YOUR SOLIN GENERATED RECIPE
Baked Lemon Herb Salmon with Asparagus
Tender salmon fillets oven-baked with zesty lemon and fresh dill, served alongside crisp-tender asparagus spears for a vibrant and heart-healthy meal.
INGREDIENTS
7 oz Salmon fillet
1 cup Asparagus spears
1 tsp Extra virgin olive oil
0.5 whole Lemon
1 tbsp Fresh dill
0.25 tsp Sea salt
0.25 tsp Black pepper
1 clove Garlic
PREPARATION
Preheat your oven to 400°F (200°C) and line a large rimmed baking sheet with parchment paper.

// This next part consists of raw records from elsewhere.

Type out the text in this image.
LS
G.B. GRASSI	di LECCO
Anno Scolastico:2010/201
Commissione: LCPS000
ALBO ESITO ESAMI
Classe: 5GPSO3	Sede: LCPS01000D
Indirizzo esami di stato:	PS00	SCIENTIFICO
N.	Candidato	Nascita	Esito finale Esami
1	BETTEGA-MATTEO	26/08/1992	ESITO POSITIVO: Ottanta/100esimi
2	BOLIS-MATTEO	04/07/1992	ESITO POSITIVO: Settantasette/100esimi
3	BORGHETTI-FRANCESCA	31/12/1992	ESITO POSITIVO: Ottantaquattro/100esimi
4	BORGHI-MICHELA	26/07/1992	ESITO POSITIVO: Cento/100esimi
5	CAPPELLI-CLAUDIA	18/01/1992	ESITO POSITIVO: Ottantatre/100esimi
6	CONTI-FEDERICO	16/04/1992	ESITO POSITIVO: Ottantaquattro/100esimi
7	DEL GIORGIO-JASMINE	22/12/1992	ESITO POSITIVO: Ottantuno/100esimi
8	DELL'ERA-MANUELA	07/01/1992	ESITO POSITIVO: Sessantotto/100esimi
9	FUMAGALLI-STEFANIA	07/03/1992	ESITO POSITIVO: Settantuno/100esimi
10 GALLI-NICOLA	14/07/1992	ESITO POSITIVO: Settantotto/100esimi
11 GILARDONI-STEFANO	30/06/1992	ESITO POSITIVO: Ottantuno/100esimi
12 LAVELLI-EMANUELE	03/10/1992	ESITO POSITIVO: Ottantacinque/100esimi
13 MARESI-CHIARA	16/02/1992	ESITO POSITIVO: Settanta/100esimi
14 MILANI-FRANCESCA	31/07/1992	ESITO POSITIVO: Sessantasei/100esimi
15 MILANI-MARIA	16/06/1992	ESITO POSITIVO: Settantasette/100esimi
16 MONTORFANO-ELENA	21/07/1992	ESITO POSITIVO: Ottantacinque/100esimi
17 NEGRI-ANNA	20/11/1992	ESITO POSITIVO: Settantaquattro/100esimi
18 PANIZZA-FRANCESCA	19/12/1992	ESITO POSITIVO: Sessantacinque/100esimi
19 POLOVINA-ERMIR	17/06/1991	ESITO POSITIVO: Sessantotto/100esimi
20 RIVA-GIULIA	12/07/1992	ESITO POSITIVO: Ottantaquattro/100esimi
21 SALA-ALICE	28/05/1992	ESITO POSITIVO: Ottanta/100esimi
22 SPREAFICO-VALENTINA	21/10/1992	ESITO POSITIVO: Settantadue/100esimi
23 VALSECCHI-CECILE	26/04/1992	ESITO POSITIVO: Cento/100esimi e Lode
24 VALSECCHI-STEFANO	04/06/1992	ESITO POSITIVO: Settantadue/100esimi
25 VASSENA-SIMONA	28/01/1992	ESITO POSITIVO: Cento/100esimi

Trim the woody, fibrous ends off the asparagus spears and arrange them on one side of the prepared baking sheet.
Place the salmon fillet on the other side of the baking sheet, ensuring there is space between the fish and the vegetables.
Drizzle the olive oil evenly over both the salmon and the asparagus.

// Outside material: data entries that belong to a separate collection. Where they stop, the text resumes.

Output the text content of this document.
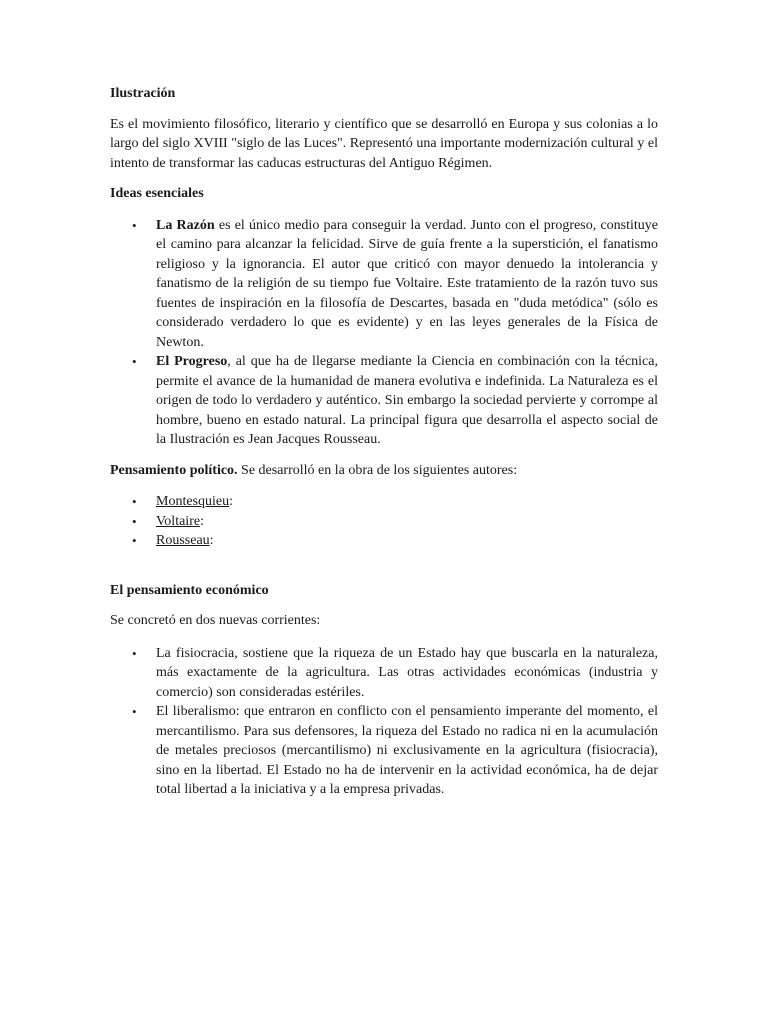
Ilustración

Es el movimiento filosófico, literario y científico que se desarrolló en Europa y sus colonias a lo largo del siglo XVIII "siglo de las Luces". Representó una importante modernización cultural y el intento de transformar las caducas estructuras del Antiguo Régimen.

Ideas esenciales
• La Razón es el único medio para conseguir la verdad. Junto con el progreso, constituye el camino para alcanzar la felicidad. Sirve de guía frente a la superstición, el fanatismo religioso y la ignorancia. El autor que criticó con mayor denuedo la intolerancia y fanatismo de la religión de su tiempo fue Voltaire. Este tratamiento de la razón tuvo sus fuentes de inspiración en la filosofía de Descartes, basada en "duda metódica" (sólo es considerado verdadero lo que es evidente) y en las leyes generales de la Física de Newton.
• El Progreso, al que ha de llegarse mediante la Ciencia en combinación con la técnica, permite el avance de la humanidad de manera evolutiva e indefinida. La Naturaleza es el origen de todo lo verdadero y auténtico. Sin embargo la sociedad pervierte y corrompe al hombre, bueno en estado natural. La principal figura que desarrolla el aspecto social de la Ilustración es Jean Jacques Rousseau.

Pensamiento político. Se desarrolló en la obra de los siguientes autores:

• Montesquieu:
• Voltaire:
• Rousseau:
El pensamiento económico

Se concretó en dos nuevas corrientes:

• La fisiocracia, sostiene que la riqueza de un Estado hay que buscarla en la naturaleza, más exactamente de la agricultura. Las otras actividades económicas (industria y comercio) son consideradas estériles.
• El liberalismo: que entraron en conflicto con el pensamiento imperante del momento, el mercantilismo. Para sus defensores, la riqueza del Estado no radica ni en la acumulación de metales preciosos (mercantilismo) ni exclusivamente en la agricultura (fisiocracia), sino en la libertad. El Estado no ha de intervenir en la actividad económica, ha de dejar total libertad a la iniciativa y a la empresa privadas.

Mince the garlic and sprinkle it over the salmon and asparagus, then season everything with the sea salt and black pepper.

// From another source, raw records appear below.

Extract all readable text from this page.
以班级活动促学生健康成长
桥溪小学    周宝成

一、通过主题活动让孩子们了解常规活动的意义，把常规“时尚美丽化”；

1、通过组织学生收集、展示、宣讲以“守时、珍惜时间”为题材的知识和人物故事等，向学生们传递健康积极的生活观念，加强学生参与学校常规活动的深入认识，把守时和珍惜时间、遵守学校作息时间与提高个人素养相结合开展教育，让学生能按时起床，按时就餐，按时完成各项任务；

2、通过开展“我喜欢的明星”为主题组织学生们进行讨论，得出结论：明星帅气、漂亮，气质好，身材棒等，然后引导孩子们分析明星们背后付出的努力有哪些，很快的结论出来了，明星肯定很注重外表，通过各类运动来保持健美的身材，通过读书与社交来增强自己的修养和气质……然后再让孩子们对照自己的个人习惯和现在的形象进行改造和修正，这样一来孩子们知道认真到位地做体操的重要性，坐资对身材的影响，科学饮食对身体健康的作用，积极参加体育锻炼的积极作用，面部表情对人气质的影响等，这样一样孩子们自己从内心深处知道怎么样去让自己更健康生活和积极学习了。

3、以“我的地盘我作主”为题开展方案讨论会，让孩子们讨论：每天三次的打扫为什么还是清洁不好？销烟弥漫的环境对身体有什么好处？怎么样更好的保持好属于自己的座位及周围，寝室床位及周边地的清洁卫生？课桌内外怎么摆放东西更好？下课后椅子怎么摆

Finely chop the fresh dill and press it onto the top of the salmon fillet, then place thin slices of lemon over the dill.
Bake for 12 to 15 minutes, or until the salmon is opaque and flakes easily with a fork and the asparagus is bright green and tender.
Serve immediately, squeezing any remaining lemon juice over the dish for extra brightness.